There is also the additional overhead of VFIO/IOMMU's which can easily eat double digit perf vs doing the processing in a trusted kernel context.
So with a normal machine the cores/etc are balanced between processes, with DPDK/etc thats hard as some of the cores will be 100% consumed in those spinloops even if your experiencing 5% line rate.
Correct - things you take for granted like ARP and TCP/IP are completely up to you to take care of. Further, the Kernel has little visibility into most kernel bypass stacks, so /proc or iproute are often blind to what's happening.
DPDK does have "kernel interfaces", so you can direct packets to the kernel.
I wonder why this sort of thing seems to be thought radical. Infiniband RDMA well estabilshed, with low latency and high bandwidth. (There was DMA between the micro-kernel-ish systems we used in the 1980s which got basically Ethernet line speed on <1 MIPS systems, as I recall; I assume it wasn't a new idea then.)
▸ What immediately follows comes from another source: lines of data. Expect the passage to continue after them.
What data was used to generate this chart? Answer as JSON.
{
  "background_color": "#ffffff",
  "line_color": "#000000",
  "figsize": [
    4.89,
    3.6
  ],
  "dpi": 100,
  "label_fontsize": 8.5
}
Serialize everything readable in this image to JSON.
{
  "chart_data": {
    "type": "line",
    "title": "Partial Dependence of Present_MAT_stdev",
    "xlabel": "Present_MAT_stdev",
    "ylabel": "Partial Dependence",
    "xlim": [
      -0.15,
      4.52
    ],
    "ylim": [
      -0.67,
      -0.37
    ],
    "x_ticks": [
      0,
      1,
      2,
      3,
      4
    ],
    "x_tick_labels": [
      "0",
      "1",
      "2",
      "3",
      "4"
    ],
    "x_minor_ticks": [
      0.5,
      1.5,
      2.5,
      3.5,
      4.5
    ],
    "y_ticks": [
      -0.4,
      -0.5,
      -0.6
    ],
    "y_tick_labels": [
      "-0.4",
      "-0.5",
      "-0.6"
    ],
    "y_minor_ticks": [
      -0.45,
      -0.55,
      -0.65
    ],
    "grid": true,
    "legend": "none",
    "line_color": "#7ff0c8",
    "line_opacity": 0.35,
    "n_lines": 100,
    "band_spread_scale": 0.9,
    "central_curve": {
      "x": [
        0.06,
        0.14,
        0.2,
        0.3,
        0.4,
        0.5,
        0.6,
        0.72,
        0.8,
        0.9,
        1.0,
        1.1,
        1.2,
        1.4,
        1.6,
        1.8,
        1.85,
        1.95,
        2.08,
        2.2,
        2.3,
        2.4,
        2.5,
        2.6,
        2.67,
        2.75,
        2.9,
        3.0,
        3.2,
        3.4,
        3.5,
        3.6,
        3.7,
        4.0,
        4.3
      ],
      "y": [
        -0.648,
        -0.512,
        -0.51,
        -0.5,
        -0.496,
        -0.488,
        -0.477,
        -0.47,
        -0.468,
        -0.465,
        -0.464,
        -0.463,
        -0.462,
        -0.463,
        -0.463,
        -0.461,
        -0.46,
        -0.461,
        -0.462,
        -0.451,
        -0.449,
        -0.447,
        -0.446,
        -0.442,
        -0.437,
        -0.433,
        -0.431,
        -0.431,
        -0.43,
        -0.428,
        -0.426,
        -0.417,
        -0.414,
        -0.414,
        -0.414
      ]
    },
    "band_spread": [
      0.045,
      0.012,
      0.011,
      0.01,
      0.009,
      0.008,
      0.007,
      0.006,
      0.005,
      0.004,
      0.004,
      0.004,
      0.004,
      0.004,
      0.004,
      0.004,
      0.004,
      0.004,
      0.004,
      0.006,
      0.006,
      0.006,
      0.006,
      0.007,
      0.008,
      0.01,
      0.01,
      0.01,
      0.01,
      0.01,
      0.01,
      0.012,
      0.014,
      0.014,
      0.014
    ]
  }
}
and fibrechannel, and various other protocols too. The point being that ethernet+IP/TCP is uniquely poor/difficult at offload and the minimum packet sizes are tiny.
TCP is genius for a WAN, but unlike most things designed in the past 25 or so years, robustness precedes performance.
Kernel bypass isn't the same thing as offload. I don't understand "minimum packet sizes are tiny". The 1980s system was driving Ethernet, just not with Unix/sockets.
Update: If you are like me and can't see the article at your localised GoDaddy.com website, you can (hopefully) select United States at the bottom of the page to force GoDaddy to serve you the US site.